期刊名称:International Journal of Computers and Communications
印刷版ISSN:2074-1294
出版年度:2012
卷号:6
期号:1
页码:60-67
出版社:University Press
摘要:Predicting the next page to be visited by a web user with increasing accuracy have many important applications like caching and prefetching web pages to improve the speed of navigation or creating systems of recommendation to help users to find faster in the site what they are looking for. We have created a java program, using Net Beans IDE, that calculates the probability of visiting the pages using the page rank algorithm and counting links. For exemplification we used the NASA log file available online at http://ita.ee.lbl.gov/html/contrib/NASA-HTTP.html and a log file from a commercial web site http://www.nice-layouts.com.
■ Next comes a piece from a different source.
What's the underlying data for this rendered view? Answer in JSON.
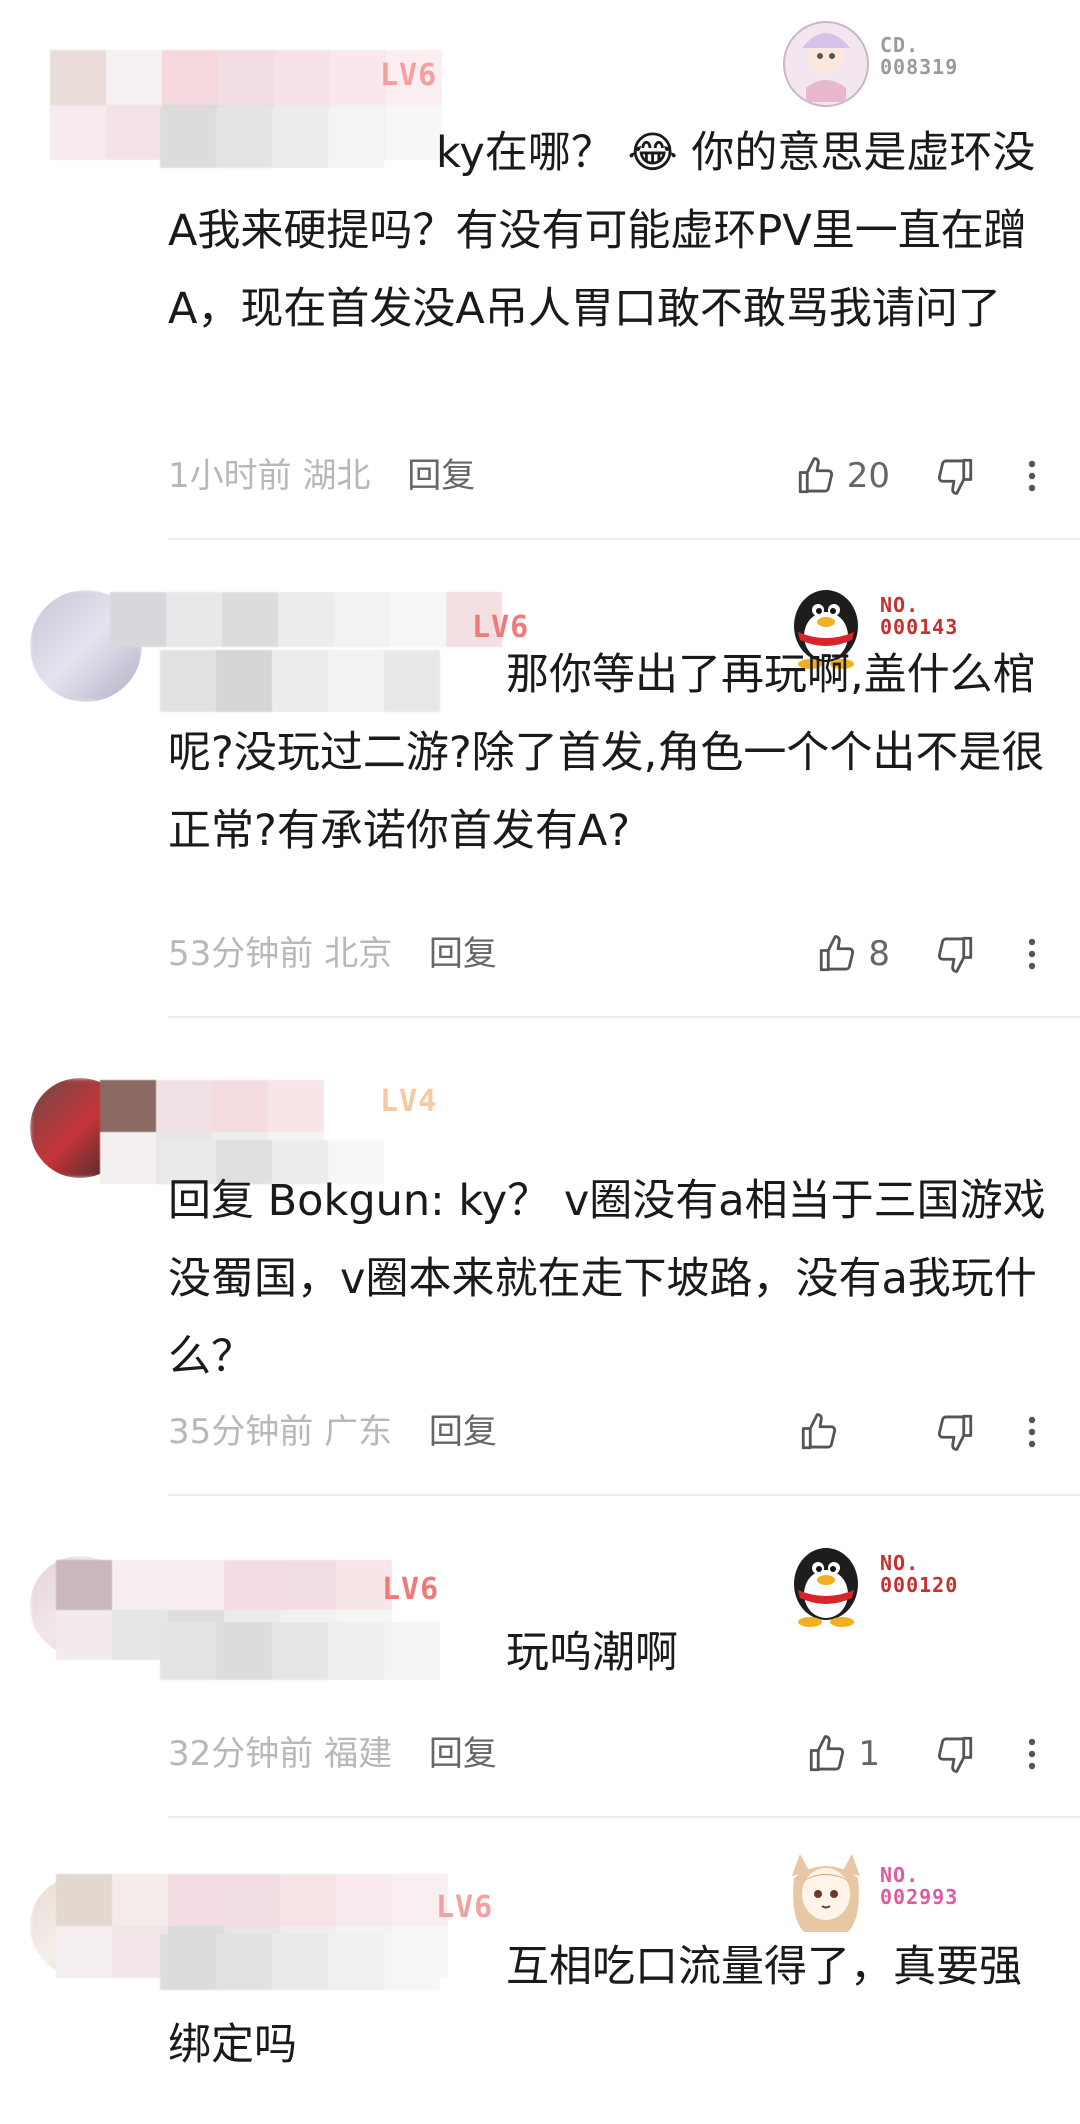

We applied to the entire data set of sessions the program and we obtained probabilities of visiting the pages. After that we applied the program only to the subset of sessions which contain the current page. For data obtained from log files of the NASA website was obtained an improvement in prediction in the sense of increasing the precentage from 19,75% to 32,5%. In the case of data obtained from the log files of the commercial site the improvements for the predictions was smaller from 74,66% to 77,77%. In the chapter with conclusions we present explanations for this differences of improvments obtained in those two cases.
关键词:Clickstream; Link counts; Page Rank; Prediction;Web logs.